The other main effect is that when the Earth is warmer then the oceans can't absorb so much carbon dioxide, which then increases the amount in the atmosphere, which warms the Earth up further and so on.

Both of these would be very minor effects on their own. Though carbon dioxide is a greenhouse gas, it's not a very powerful one, not compared to methane. But any slight warming of the Earth gets amplified by the effects of water vapour. Where carbon dioxide scores is that when you add a pulse of carbon dioxide, it's a rather one way process, far easier to add than to remove. It stays a long time in the atmosphere. While with water vapour, you can only add so much to the climate at any particular temperature. It will just rain out, within days, if you add more water vapour than the atmosphere of the world as a whole can hold at that temperature and will do that very quickly. So you can't warm the planet up by adding more and more water vapour to the atmosphere. But you can do it by adding more and more carbon dioxide.

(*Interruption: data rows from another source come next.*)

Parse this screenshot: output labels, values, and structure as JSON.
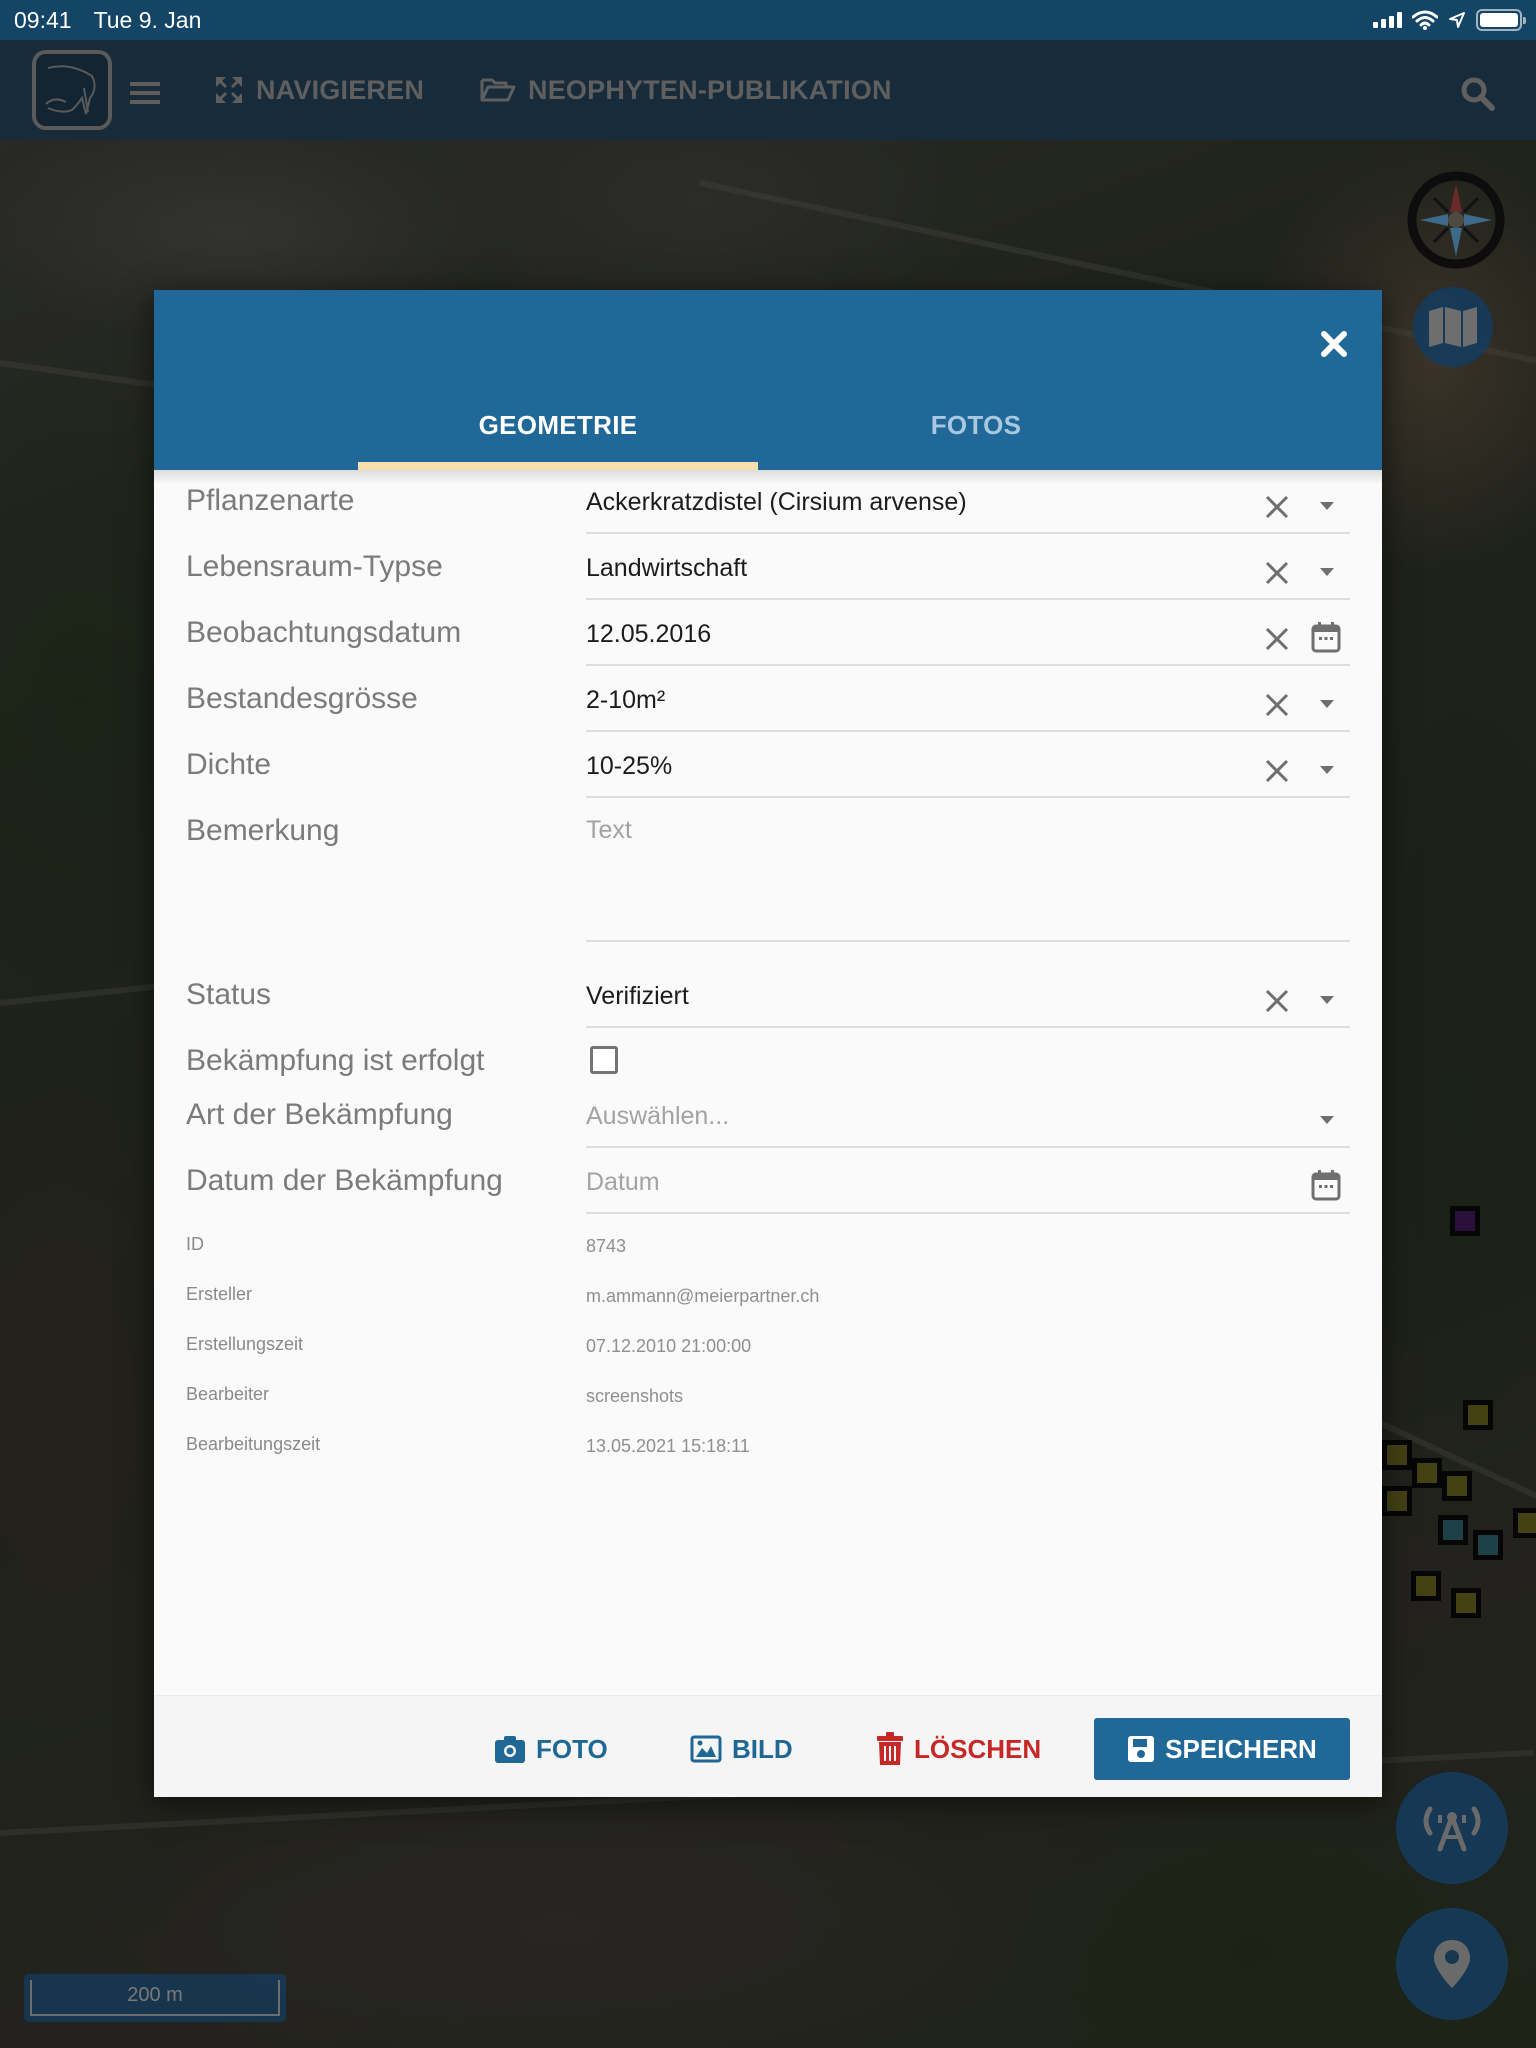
{
  "status_bar": {
    "time": "09:41",
    "date": "Tue 9. Jan"
  },
  "navbar": {
    "navigate_label": "NAVIGIEREN",
    "project_label": "NEOPHYTEN-PUBLIKATION"
  },
  "map": {
    "scale_label": "200 m",
    "marker_colors": {
      "yellow": "#6e6a1e",
      "teal": "#2e6a72",
      "purple": "#3e1450"
    }
  },
  "modal": {
    "tabs": [
      {
        "label": "GEOMETRIE",
        "active": true
      },
      {
        "label": "FOTOS",
        "active": false
      }
    ],
    "fields": [
      {
        "label": "Pflanzenarte",
        "value": "Ackerkratzdistel (Cirsium arvense)",
        "type": "select"
      },
      {
        "label": "Lebensraum-Typse",
        "value": "Landwirtschaft",
        "type": "select"
      },
      {
        "label": "Beobachtungsdatum",
        "value": "12.05.2016",
        "type": "date"
      },
      {
        "label": "Bestandesgrösse",
        "value": "2-10m²",
        "type": "select"
      },
      {
        "label": "Dichte",
        "value": "10-25%",
        "type": "select"
      },
      {
        "label": "Bemerkung",
        "value": "",
        "placeholder": "Text",
        "type": "textarea"
      },
      {
        "label": "Status",
        "value": "Verifiziert",
        "type": "select"
      },
      {
        "label": "Bekämpfung ist erfolgt",
        "checked": false,
        "type": "checkbox"
      },
      {
        "label": "Art der Bekämpfung",
        "value": "",
        "placeholder": "Auswählen...",
        "type": "select"
      },
      {
        "label": "Datum der Bekämpfung",
        "value": "",
        "placeholder": "Datum",
        "type": "date"
      }
    ],
    "meta": [
      {
        "label": "ID",
        "value": "8743"
      },
      {
        "label": "Ersteller",
        "value": "m.ammann@meierpartner.ch"
      },
      {
        "label": "Erstellungszeit",
        "value": "07.12.2010 21:00:00"
      },
      {
        "label": "Bearbeiter",
        "value": "screenshots"
      },
      {
        "label": "Bearbeitungszeit",
        "value": "13.05.2021 15:18:11"
      }
    ],
    "footer": {
      "foto_label": "FOTO",
      "bild_label": "BILD",
      "delete_label": "LÖSCHEN",
      "save_label": "SPEICHERN"
    }
  },
  "colors": {
    "primary": "#206897",
    "tab_indicator": "#f9dfae",
    "danger": "#c62828",
    "statusbar": "#144466",
    "navbar": "#182b3a"
  }
}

This study from 2010 showed in a simple way that water vapour is an important part of the global greenhouse effect. This is an interesting study where the authors ran a climate model, first without the water vapour, then without the CO2.

They showed that the carbon dioxide accounts for about 20% of the greenhouse effect water vapour and clouds, 75% and minor gases and aerosols, 5%.

However the water vapour can't warm the Earth by itself. To test this, they took the model, in steady state representing todays atmosphere, and removed all the non condensing greenhouse gases and aersols, and then ran it forward in time, the greenhouse effect collapsed as the water vapour precipitated out. Earth became a snowball Earth.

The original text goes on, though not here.